Foto Concurso público federal deve assegurar atendimento especializado a candidatos com dislexia e TDAH

Nova decisão judicial reforça o dever de inclusão nos certames da União e garante igualdade material a candidatos com transtornos de aprendizagem

A Justiça Federal determinou que todos os órgãos e entidades da União — incluindo Executivo, Legislativo, Judiciário, Ministério Público da União e Defensoria Pública — passem a incluir nos editais de concursos públicos a previsão de atendimento especializado para candidatos com dislexia e Transtorno do Déficit de Atenção e Hiperatividade (TDAH).

A decisão estabelece que os editais devem prever, entre outras medidas, a possibilidade de concessão de tempo adicional em provas, quando houver comprovação técnica da necessidade. Segundo o entendimento adotado, negar tais adaptações viola o princípio da igualdade material e dificulta o acesso de candidatos que enfrentam limitações funcionais decorrentes dos transtornos.

Além disso, reconhece que dislexia e TDAH podem exigir adaptações razoáveis, à luz da Lei Brasileira de Inclusão (Lei nº 13.146/2015), sempre que seus efeitos funcionais comprometerem o desempenho do candidato em situação de prova.

A ordem judicial determina que os editais passem a prever não apenas a possibilidade de atendimento especializado, mas também critérios objetivos de análise — como comprovação técnica por equipe multiprofissional, em compatibilidade com o art. 4º, §2º, do Decreto nº 9.508/2018.

Historicamente, candidatos com dislexia ou TDAH enfrentavam respostas inconsistentes das bancas: algumas concediam atendimento diferenciado; outras, não. Isso gerava judicialização, insegurança jurídica e desigualdade entre certames.

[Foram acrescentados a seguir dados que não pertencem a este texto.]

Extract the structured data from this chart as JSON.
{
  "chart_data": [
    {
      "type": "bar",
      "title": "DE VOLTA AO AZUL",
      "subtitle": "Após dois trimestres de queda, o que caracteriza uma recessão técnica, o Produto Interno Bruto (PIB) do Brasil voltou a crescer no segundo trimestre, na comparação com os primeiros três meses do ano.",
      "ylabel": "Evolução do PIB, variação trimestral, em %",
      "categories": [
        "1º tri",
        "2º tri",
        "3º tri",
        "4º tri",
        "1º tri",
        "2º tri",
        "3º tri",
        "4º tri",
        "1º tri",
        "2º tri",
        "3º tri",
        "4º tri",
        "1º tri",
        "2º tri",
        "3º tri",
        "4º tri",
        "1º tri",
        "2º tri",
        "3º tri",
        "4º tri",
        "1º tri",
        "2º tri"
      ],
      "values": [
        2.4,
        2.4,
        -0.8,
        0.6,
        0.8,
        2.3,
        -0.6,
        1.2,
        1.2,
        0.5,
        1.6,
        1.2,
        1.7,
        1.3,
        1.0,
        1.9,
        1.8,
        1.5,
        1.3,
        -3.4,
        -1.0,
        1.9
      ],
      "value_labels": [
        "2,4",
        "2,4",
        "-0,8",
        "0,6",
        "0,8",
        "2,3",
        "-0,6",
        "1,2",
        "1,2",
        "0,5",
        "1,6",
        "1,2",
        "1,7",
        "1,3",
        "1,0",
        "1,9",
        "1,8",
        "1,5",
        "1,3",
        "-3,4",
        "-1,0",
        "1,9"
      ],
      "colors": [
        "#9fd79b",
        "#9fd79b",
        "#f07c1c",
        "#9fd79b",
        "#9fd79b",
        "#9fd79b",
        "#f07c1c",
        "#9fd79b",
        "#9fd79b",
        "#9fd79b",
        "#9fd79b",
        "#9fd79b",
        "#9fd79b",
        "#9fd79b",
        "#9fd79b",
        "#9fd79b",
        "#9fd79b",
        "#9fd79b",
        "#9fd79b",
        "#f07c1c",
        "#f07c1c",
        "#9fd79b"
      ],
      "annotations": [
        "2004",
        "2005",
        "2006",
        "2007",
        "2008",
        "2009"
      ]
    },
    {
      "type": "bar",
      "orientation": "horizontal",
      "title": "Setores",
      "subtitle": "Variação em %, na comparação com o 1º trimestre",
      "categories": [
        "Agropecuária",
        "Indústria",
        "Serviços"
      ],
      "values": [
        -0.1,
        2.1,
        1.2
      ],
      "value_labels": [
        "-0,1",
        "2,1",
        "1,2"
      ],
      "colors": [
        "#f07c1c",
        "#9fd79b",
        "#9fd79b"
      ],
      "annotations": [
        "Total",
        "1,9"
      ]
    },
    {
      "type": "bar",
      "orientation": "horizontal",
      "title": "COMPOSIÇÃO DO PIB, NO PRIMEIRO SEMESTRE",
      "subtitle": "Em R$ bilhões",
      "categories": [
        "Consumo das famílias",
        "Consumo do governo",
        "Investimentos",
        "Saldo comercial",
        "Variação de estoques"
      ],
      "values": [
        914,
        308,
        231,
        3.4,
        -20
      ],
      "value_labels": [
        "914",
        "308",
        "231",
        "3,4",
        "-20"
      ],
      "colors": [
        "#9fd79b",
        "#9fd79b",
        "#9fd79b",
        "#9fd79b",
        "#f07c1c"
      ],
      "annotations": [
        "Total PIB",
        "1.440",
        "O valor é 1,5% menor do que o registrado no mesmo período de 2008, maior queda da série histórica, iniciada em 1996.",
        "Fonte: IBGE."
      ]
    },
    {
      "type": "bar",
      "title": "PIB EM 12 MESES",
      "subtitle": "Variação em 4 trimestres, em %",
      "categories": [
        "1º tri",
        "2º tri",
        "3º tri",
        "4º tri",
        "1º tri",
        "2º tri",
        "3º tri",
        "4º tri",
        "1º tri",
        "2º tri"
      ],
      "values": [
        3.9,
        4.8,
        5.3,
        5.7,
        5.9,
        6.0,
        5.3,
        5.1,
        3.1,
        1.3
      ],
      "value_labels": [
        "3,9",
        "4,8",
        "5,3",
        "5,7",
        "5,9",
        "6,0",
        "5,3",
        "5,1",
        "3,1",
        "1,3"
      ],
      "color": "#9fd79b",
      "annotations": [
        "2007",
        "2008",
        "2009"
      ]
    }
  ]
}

Para o advogado, Pedro Rodrigues, sócio do Cassel Ruzzarin Advogados, a medida representa um marco importante: “A decisão uniformiza práticas que antes variavam entre bancas, garante mais acessibilidade e reforça a igualdade material, permitindo que todos sejam avaliados pelo conhecimento, e não por barreiras cognitivas ou atencionais”.

A ordem judicial tem aplicação imediata e alcança todos os concursos e seleções federais realizados direta ou indiretamente pela União.